The scientists systematically examined and fitted the high-energy spectra of Scorpius X-1 (a Z source) in 30-200 keV, noted by HXMT, and discovered a power-law component in the high-energy spectra of eight observations.
The study outcomes displayed that the power-law component of Sco X-1, known as the hard X-Ray tail, turned out to be hard and weak together with the evolution track in the hardness-intensity diagram.

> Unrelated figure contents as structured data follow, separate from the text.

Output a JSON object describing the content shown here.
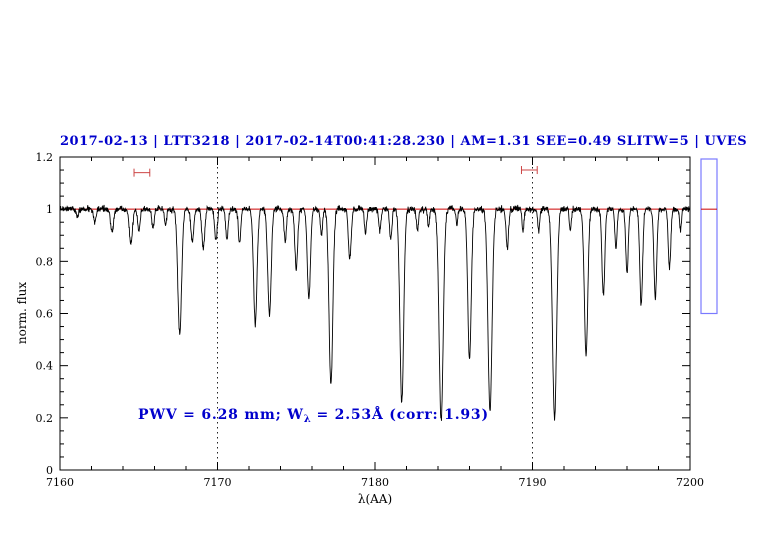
{
  "colors": {
    "background": "#ffffff",
    "title": "#0000cc",
    "annotation": "#0000cc",
    "spectrum": "#000000",
    "continuum": "#cc0000",
    "marker": "#cc4444",
    "guide": "#222222",
    "side_box_border": "#7a7aff",
    "axis": "#000000"
  },
  "annotation": {
    "prefix": "PWV = 6.28 mm; W",
    "sub": "λ",
    "suffix": " = 2.53Å (corr: 1.93)"
  },
  "chart_data": {
    "type": "line",
    "title": "2017-02-13 | LTT3218 | 2017-02-14T00:41:28.230 | AM=1.31 SEE=0.49 SLITW=5 | UVES",
    "xlabel": "λ(AA)",
    "ylabel": "norm. flux",
    "xlim": [
      7160,
      7200
    ],
    "ylim": [
      0,
      1.2
    ],
    "x_ticks": [
      7160,
      7170,
      7180,
      7190,
      7200
    ],
    "x_tick_labels": [
      "7160",
      "7170",
      "7180",
      "7190",
      "7200"
    ],
    "x_minor_step": 2,
    "y_ticks": [
      0,
      0.2,
      0.4,
      0.6,
      0.8,
      1,
      1.2
    ],
    "y_tick_labels": [
      "0",
      "0.2",
      "0.4",
      "0.6",
      "0.8",
      "1",
      "1.2"
    ],
    "y_minor_step": 0.05,
    "grid": false,
    "dotted_guides_x": [
      7170,
      7190
    ],
    "continuum_level": 1.0,
    "noise_rms": 0.006,
    "sample_step": 0.02,
    "absorption_lines_format": [
      "center_AA",
      "depth",
      "sigma_AA"
    ],
    "absorption_lines": [
      [
        7161.1,
        0.03,
        0.07
      ],
      [
        7162.2,
        0.05,
        0.08
      ],
      [
        7163.3,
        0.09,
        0.09
      ],
      [
        7164.5,
        0.13,
        0.1
      ],
      [
        7165.0,
        0.08,
        0.08
      ],
      [
        7165.9,
        0.07,
        0.08
      ],
      [
        7166.7,
        0.06,
        0.07
      ],
      [
        7167.6,
        0.48,
        0.12
      ],
      [
        7168.4,
        0.12,
        0.09
      ],
      [
        7169.1,
        0.15,
        0.09
      ],
      [
        7169.9,
        0.12,
        0.08
      ],
      [
        7170.6,
        0.11,
        0.08
      ],
      [
        7171.4,
        0.13,
        0.08
      ],
      [
        7172.4,
        0.44,
        0.11
      ],
      [
        7173.3,
        0.4,
        0.11
      ],
      [
        7174.3,
        0.12,
        0.08
      ],
      [
        7175.0,
        0.23,
        0.09
      ],
      [
        7175.8,
        0.34,
        0.1
      ],
      [
        7176.6,
        0.1,
        0.07
      ],
      [
        7177.2,
        0.67,
        0.12
      ],
      [
        7178.4,
        0.19,
        0.09
      ],
      [
        7179.4,
        0.09,
        0.07
      ],
      [
        7180.3,
        0.08,
        0.07
      ],
      [
        7181.0,
        0.12,
        0.07
      ],
      [
        7181.7,
        0.74,
        0.12
      ],
      [
        7182.7,
        0.08,
        0.07
      ],
      [
        7183.4,
        0.07,
        0.06
      ],
      [
        7184.2,
        0.81,
        0.13
      ],
      [
        7185.2,
        0.06,
        0.06
      ],
      [
        7186.0,
        0.58,
        0.11
      ],
      [
        7187.3,
        0.77,
        0.13
      ],
      [
        7188.4,
        0.15,
        0.08
      ],
      [
        7189.4,
        0.08,
        0.06
      ],
      [
        7190.4,
        0.09,
        0.06
      ],
      [
        7191.4,
        0.8,
        0.13
      ],
      [
        7192.4,
        0.08,
        0.06
      ],
      [
        7193.4,
        0.56,
        0.11
      ],
      [
        7194.5,
        0.33,
        0.09
      ],
      [
        7195.3,
        0.15,
        0.07
      ],
      [
        7196.0,
        0.24,
        0.08
      ],
      [
        7196.9,
        0.37,
        0.09
      ],
      [
        7197.8,
        0.34,
        0.09
      ],
      [
        7198.7,
        0.23,
        0.08
      ],
      [
        7199.4,
        0.08,
        0.06
      ]
    ],
    "range_markers": [
      {
        "x1": 7164.7,
        "x2": 7165.7,
        "y": 1.14
      },
      {
        "x1": 7189.3,
        "x2": 7190.3,
        "y": 1.15
      }
    ],
    "side_box": {
      "y_top": 1.2,
      "y_bottom": 0.6,
      "line_y": 1.0
    }
  }
}
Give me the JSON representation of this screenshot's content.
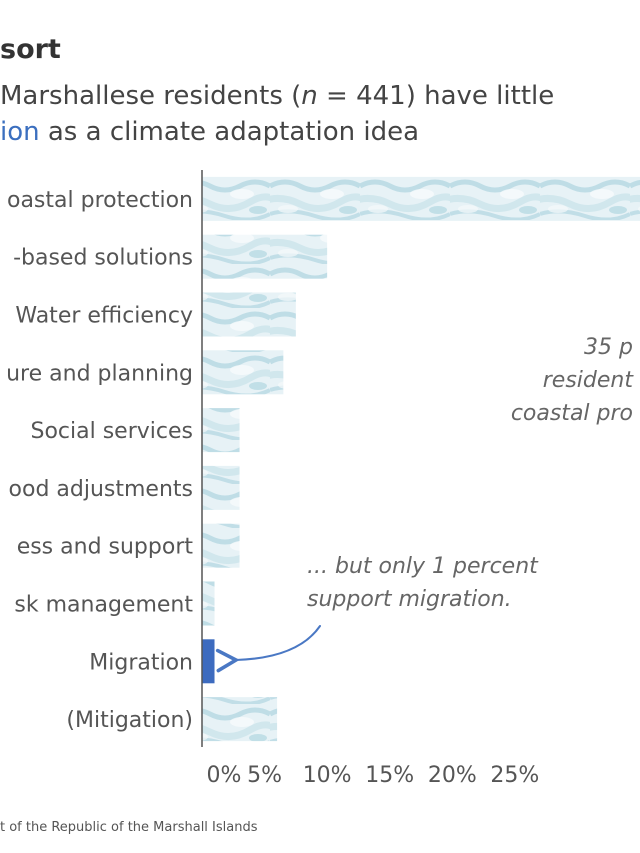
{
  "title": "sort",
  "subtitle": {
    "part1": "Marshallese residents (",
    "n_var": "n",
    "part2": " = 441) have little",
    "highlight": "ion",
    "part3": " as a climate adaptation idea"
  },
  "source": "t of the Republic of the Marshall Islands",
  "colors": {
    "bar_texture_light": "#e6f1f5",
    "bar_texture_dark": "#a7d0dc",
    "highlight_bar": "#3d6bbf",
    "arrow": "#4a78c4",
    "highlight_text": "#3b6fbf"
  },
  "chart_data": {
    "type": "bar",
    "orientation": "horizontal",
    "categories": [
      "oastal protection",
      "-based solutions",
      "Water efficiency",
      "ure and planning",
      "Social services",
      "ood adjustments",
      "ess and support",
      "sk management",
      "Migration",
      "(Mitigation)"
    ],
    "values": [
      35,
      10,
      7.5,
      6.5,
      3.0,
      3.0,
      3.0,
      1.0,
      1.0,
      6.0
    ],
    "highlight_index": 8,
    "xlim": [
      0,
      35
    ],
    "x_ticks": [
      0,
      5,
      10,
      15,
      20,
      25
    ],
    "x_tick_labels": [
      "0%",
      "5%",
      "10%",
      "15%",
      "20%",
      "25%"
    ],
    "grid": false,
    "annotations": [
      {
        "lines": [
          "35 p",
          "resident",
          "coastal pro"
        ]
      },
      {
        "lines": [
          "... but only 1 percent",
          "support migration."
        ]
      }
    ]
  }
}
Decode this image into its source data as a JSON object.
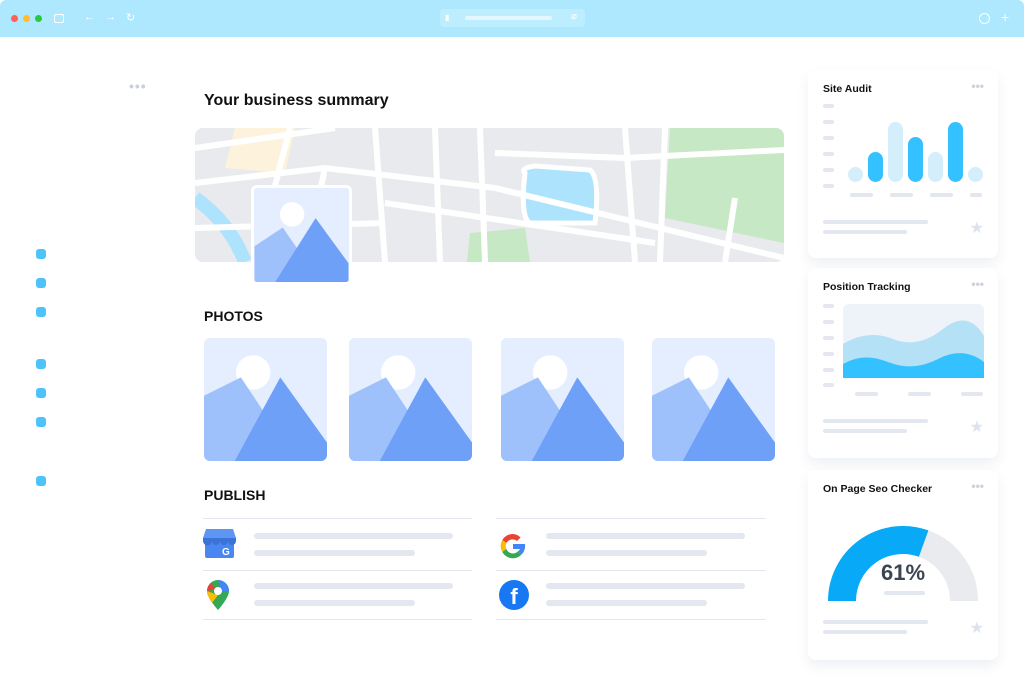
{
  "browser": {
    "icons": [
      "sidebar-icon",
      "back-icon",
      "forward-icon",
      "reload-icon",
      "lock-icon",
      "link-icon",
      "download-icon",
      "new-tab-icon"
    ],
    "window_controls": [
      "#fe5f57",
      "#febc2e",
      "#28c840"
    ]
  },
  "main": {
    "title": "Your business summary",
    "photos_label": "PHOTOS",
    "publish_label": "PUBLISH",
    "publish_items": [
      {
        "icon": "google-my-business-icon"
      },
      {
        "icon": "google-icon"
      },
      {
        "icon": "google-maps-icon"
      },
      {
        "icon": "facebook-icon"
      }
    ]
  },
  "cards": {
    "site_audit": {
      "title": "Site Audit",
      "bars": [
        {
          "value": 1,
          "highlight": false
        },
        {
          "value": 2,
          "highlight": true
        },
        {
          "value": 4,
          "highlight": false
        },
        {
          "value": 3,
          "highlight": true
        },
        {
          "value": 2,
          "highlight": false
        },
        {
          "value": 4,
          "highlight": true
        },
        {
          "value": 1,
          "highlight": false
        }
      ]
    },
    "position_tracking": {
      "title": "Position Tracking"
    },
    "seo_checker": {
      "title": "On Page Seo Checker",
      "score_text": "61%",
      "score": 61
    }
  },
  "colors": {
    "accent": "#33c2ff",
    "accent_light": "#d4eefb",
    "gauge": "#08a9f7",
    "gauge_track": "#e9ebef",
    "image_dark": "#6fa0f7",
    "image_light": "#9ec0fb"
  }
}
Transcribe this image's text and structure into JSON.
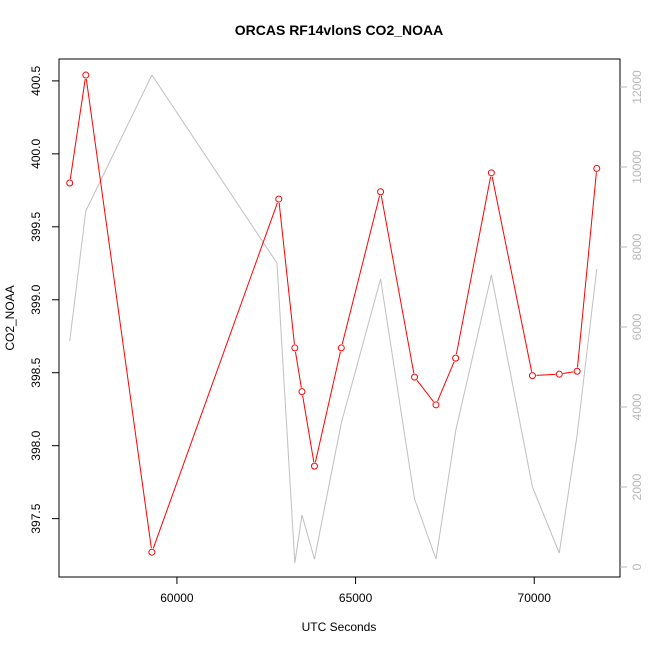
{
  "chart_data": {
    "type": "line",
    "title": "ORCAS RF14vlonS CO2_NOAA",
    "xlabel": "UTC Seconds",
    "ylabel": "CO2_NOAA",
    "xlim": [
      56700,
      72400
    ],
    "ylim": [
      397.1,
      400.65
    ],
    "y2lim": [
      -250,
      12700
    ],
    "x_ticks": [
      60000,
      65000,
      70000
    ],
    "y_ticks": [
      397.5,
      398.0,
      398.5,
      399.0,
      399.5,
      400.0,
      400.5
    ],
    "y_tick_labels": [
      "397.5",
      "398.0",
      "398.5",
      "399.0",
      "399.5",
      "400.0",
      "400.5"
    ],
    "y2_ticks": [
      0,
      2000,
      4000,
      6000,
      8000,
      10000,
      12000
    ],
    "grid": false,
    "series": [
      {
        "name": "",
        "axis": "left",
        "color": "#ff0000",
        "markers": true,
        "x": [
          57000,
          57450,
          59300,
          62850,
          63300,
          63500,
          63850,
          64600,
          65700,
          66650,
          67250,
          67800,
          68800,
          69950,
          70700,
          71200,
          71750
        ],
        "y": [
          399.8,
          400.54,
          397.27,
          399.69,
          398.67,
          398.37,
          397.86,
          398.67,
          399.74,
          398.47,
          398.28,
          398.6,
          399.87,
          398.48,
          398.49,
          398.51,
          399.9
        ]
      },
      {
        "name": "",
        "axis": "right",
        "color": "#c0c0c0",
        "markers": false,
        "x": [
          57000,
          57450,
          59300,
          62800,
          63300,
          63500,
          63850,
          64600,
          65700,
          66650,
          67250,
          67800,
          68800,
          69950,
          70700,
          71200,
          71750
        ],
        "y": [
          5650,
          8900,
          12300,
          7600,
          100,
          1300,
          200,
          3600,
          7200,
          1700,
          200,
          3400,
          7300,
          2000,
          350,
          3300,
          7450
        ]
      }
    ]
  }
}
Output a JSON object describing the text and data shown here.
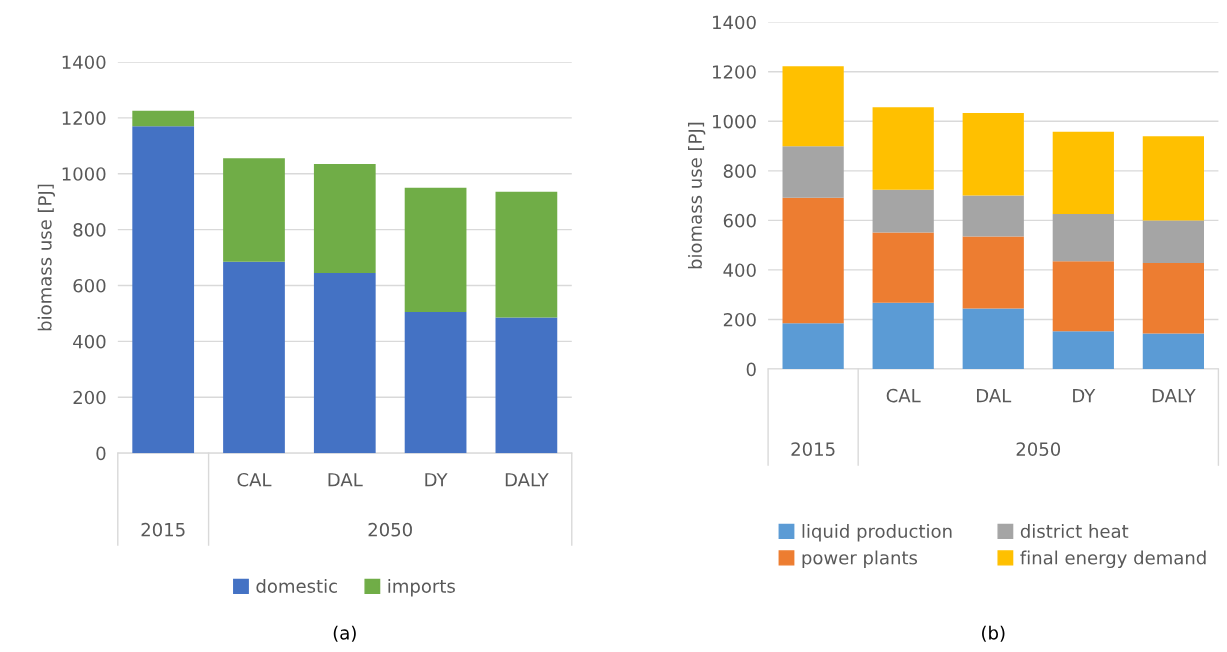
{
  "chart_data": [
    {
      "type": "bar",
      "stacked": true,
      "ylabel": "biomass use [PJ]",
      "categories": [
        null,
        "CAL",
        "DAL",
        "DY",
        "DALY"
      ],
      "ylim": [
        0,
        1400
      ],
      "yticks": [
        0,
        200,
        400,
        600,
        800,
        1000,
        1200,
        1400
      ],
      "grid": "y",
      "legend": "bottom",
      "series": [
        {
          "name": "domestic",
          "color": "#4472c4",
          "values": [
            1170,
            685,
            645,
            505,
            485
          ]
        },
        {
          "name": "imports",
          "color": "#70ad47",
          "values": [
            55,
            370,
            390,
            445,
            450
          ]
        }
      ],
      "annotations": [
        "2015",
        "2050",
        "(a)"
      ]
    },
    {
      "type": "bar",
      "stacked": true,
      "ylabel": "biomass use [PJ]",
      "categories": [
        null,
        "CAL",
        "DAL",
        "DY",
        "DALY"
      ],
      "ylim": [
        0,
        1400
      ],
      "yticks": [
        0,
        200,
        400,
        600,
        800,
        1000,
        1200,
        1400
      ],
      "grid": "y",
      "legend": "bottom",
      "series": [
        {
          "name": "liquid production",
          "color": "#5b9bd5",
          "values": [
            185,
            268,
            244,
            152,
            143
          ]
        },
        {
          "name": "power plants",
          "color": "#ed7d31",
          "values": [
            506,
            283,
            291,
            283,
            285
          ]
        },
        {
          "name": "district heat",
          "color": "#a5a5a5",
          "values": [
            208,
            173,
            165,
            191,
            171
          ]
        },
        {
          "name": "final energy demand",
          "color": "#ffc000",
          "values": [
            323,
            333,
            333,
            332,
            341
          ]
        }
      ],
      "annotations": [
        "2015",
        "2050",
        "(b)"
      ]
    }
  ]
}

The common fitting of the broadband spectra (2-200 keV) denoted that the hard X-Ray tail of Sco X-1 could be leading to the up-scattering Comptonization of the X-Ray photons liberating from the surface of the neutron star by the thermal electrons in the region between the neutron star and the accretion disk, and the energetic electrons in the free-fall toward the neutron star in the converging flow onto the neutron star.
Our study proposed an alternative mechanism for hard X-ray tail producing in NS-LMXBs.
Dr. Guoqiang Ding, Xinjiang Astronomical Observatory, Chinese Academy of Sciences
Ding, G. Q., et al. (2023) Insight-HXMT Detections of Hard X-Ray Tails in Scorpius X-1. The Astrophysical Journal. doi.org/10.3847/1538-4357/accf91.